In September, six parishioners will pull on six ropes and officially ring the six heavy bells of the San Gabriel Mission for the first time in nearly a decade. On Tuesday, though, workers couldn't resist a quiet little test.
"We got them up and tried them out," admitted Helen Nelson, the mission's restoration director. "I rang all six of them. I couldn't help it."
Lowered by crane from the damaged tower after the 1987 Whittier earthquake--and then kept stored and silent even longer because of the 1994 Northridge quake--the bells were rehung in front of about 200 people during a morning ceremony at the mission.
But the bells--the lightest of which weighs about 1,500 pounds, the youngest being 160 years old--remained silent until late in the day, when workers installed the clappers and gave them a little ring.
"The fourth bell has probably the most gorgeous tone," Nelson said. "It's like a call. It's a note you don't forget."
Rehanging the bells was among the last tasks to be completed before the mission celebrates its 225th anniversary--and $3 million in quake repairs and seismic retrofitting--in September.
The tower supporting an asymmetrical grouping of bells, the mission museum and the church were all damaged in the Whittier quake.

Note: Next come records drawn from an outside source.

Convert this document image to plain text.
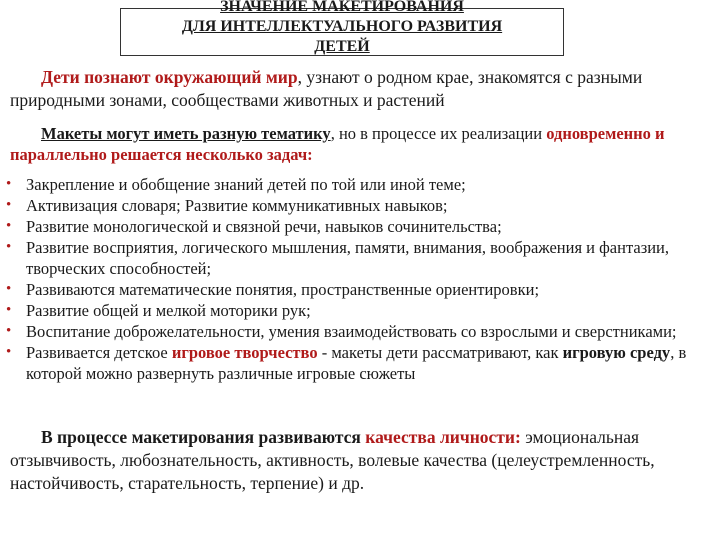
ЗНАЧЕНИЕ МАКЕТИРОВАНИЯ
ДЛЯ ИНТЕЛЛЕКТУАЛЬНОГО РАЗВИТИЯ
ДЕТЕЙ
Дети познают окружающий мир, узнают о родном крае, знакомятся с разными природными зонами, сообществами животных и растений
Макеты могут иметь разную тематику, но в процессе их реализации одновременно и параллельно решается несколько задач:
• Закрепление и обобщение знаний детей по той или иной теме;
• Активизация словаря; Развитие коммуникативных навыков;
• Развитие монологической и связной речи, навыков сочинительства;
• Развитие восприятия, логического мышления, памяти, внимания, воображения и фантазии, творческих способностей;
• Развиваются математические понятия, пространственные ориентировки;
• Развитие общей и мелкой моторики рук;
• Воспитание доброжелательности, умения взаимодействовать со взрослыми и сверстниками;
• Развивается детское игровое творчество - макеты дети рассматривают, как игровую среду, в которой можно развернуть различные игровые сюжеты
В процессе макетирования развиваются качества личности: эмоциональная отзывчивость, любознательность, активность, волевые качества (целеустремленность, настойчивость, старательность, терпение) и др.
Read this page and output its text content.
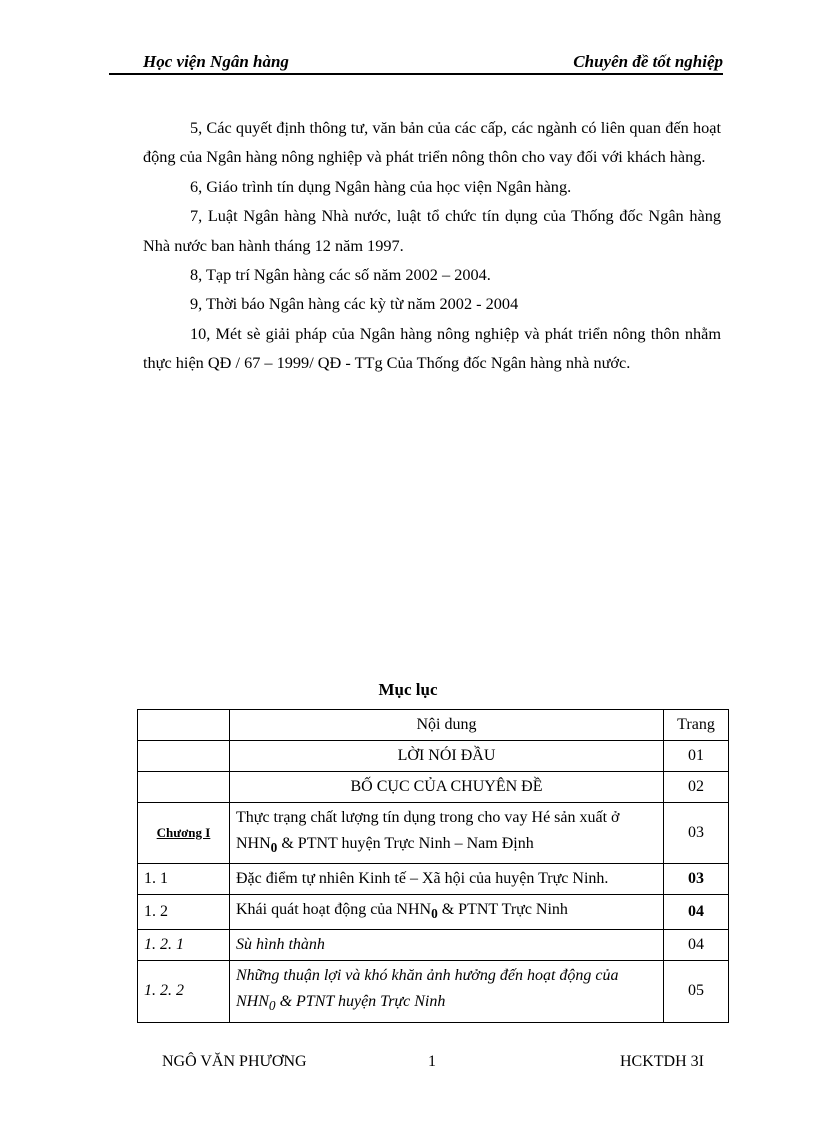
Học viện Ngân hàng	Chuyên đề tốt nghiệp

5, Các quyết định thông tư, văn bản của các cấp, các ngành có liên quan đến hoạt động của Ngân hàng nông nghiệp và phát triển nông thôn cho vay đối với khách hàng.

6, Giáo trình tín dụng Ngân hàng của học viện Ngân hàng.

7, Luật Ngân hàng Nhà nước, luật tổ chức tín dụng của Thống đốc Ngân hàng Nhà nước ban hành tháng 12 năm 1997.

8, Tạp trí Ngân hàng các số năm 2002 – 2004.

9, Thời báo Ngân hàng các kỳ từ năm 2002 - 2004

10, Mét sè giải pháp của Ngân hàng nông nghiệp và phát triển nông thôn nhằm thực hiện QĐ / 67 – 1999/ QĐ - TTg Của Thống đốc Ngân hàng nhà nước.

Mục lục
	Nội dung	Trang
	LỜI NÓI ĐẦU	01
	BỐ CỤC CỦA CHUYÊN ĐỀ	02
Chương I	Thực trạng chất lượng tín dụng trong cho vay Hé sản xuất ở $NHN_0$ & PTNT huyện Trực Ninh – Nam Định	03
1. 1	Đặc điểm tự nhiên Kinh tế – Xã hội của huyện Trực Ninh.	03
1. 2	Khái quát hoạt động của $NHN_0$ & PTNT Trực Ninh	04
1. 2. 1	Sù hình thành	04
1. 2. 2	Những thuận lợi và khó khăn ảnh hưởng đến hoạt động của $NHN_0$ & PTNT huyện Trực Ninh	05
NGÔ VĂN PHƯƠNG	1	HCKTDH 3I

The church was restored and reopened in 1993 and withstood the Northridge temblor with only superficial damage.
Founded in 1771, San Gabriel was the fourth of 21 missions built by Franciscan Padre Junipero Serra, who was beatified by the Catholic Church in 1988.
Three bells were originally hung in the bell tower, scholars believe, with three more added over the next several years--at least one obtained from traders in exchange for animal hides and tallow.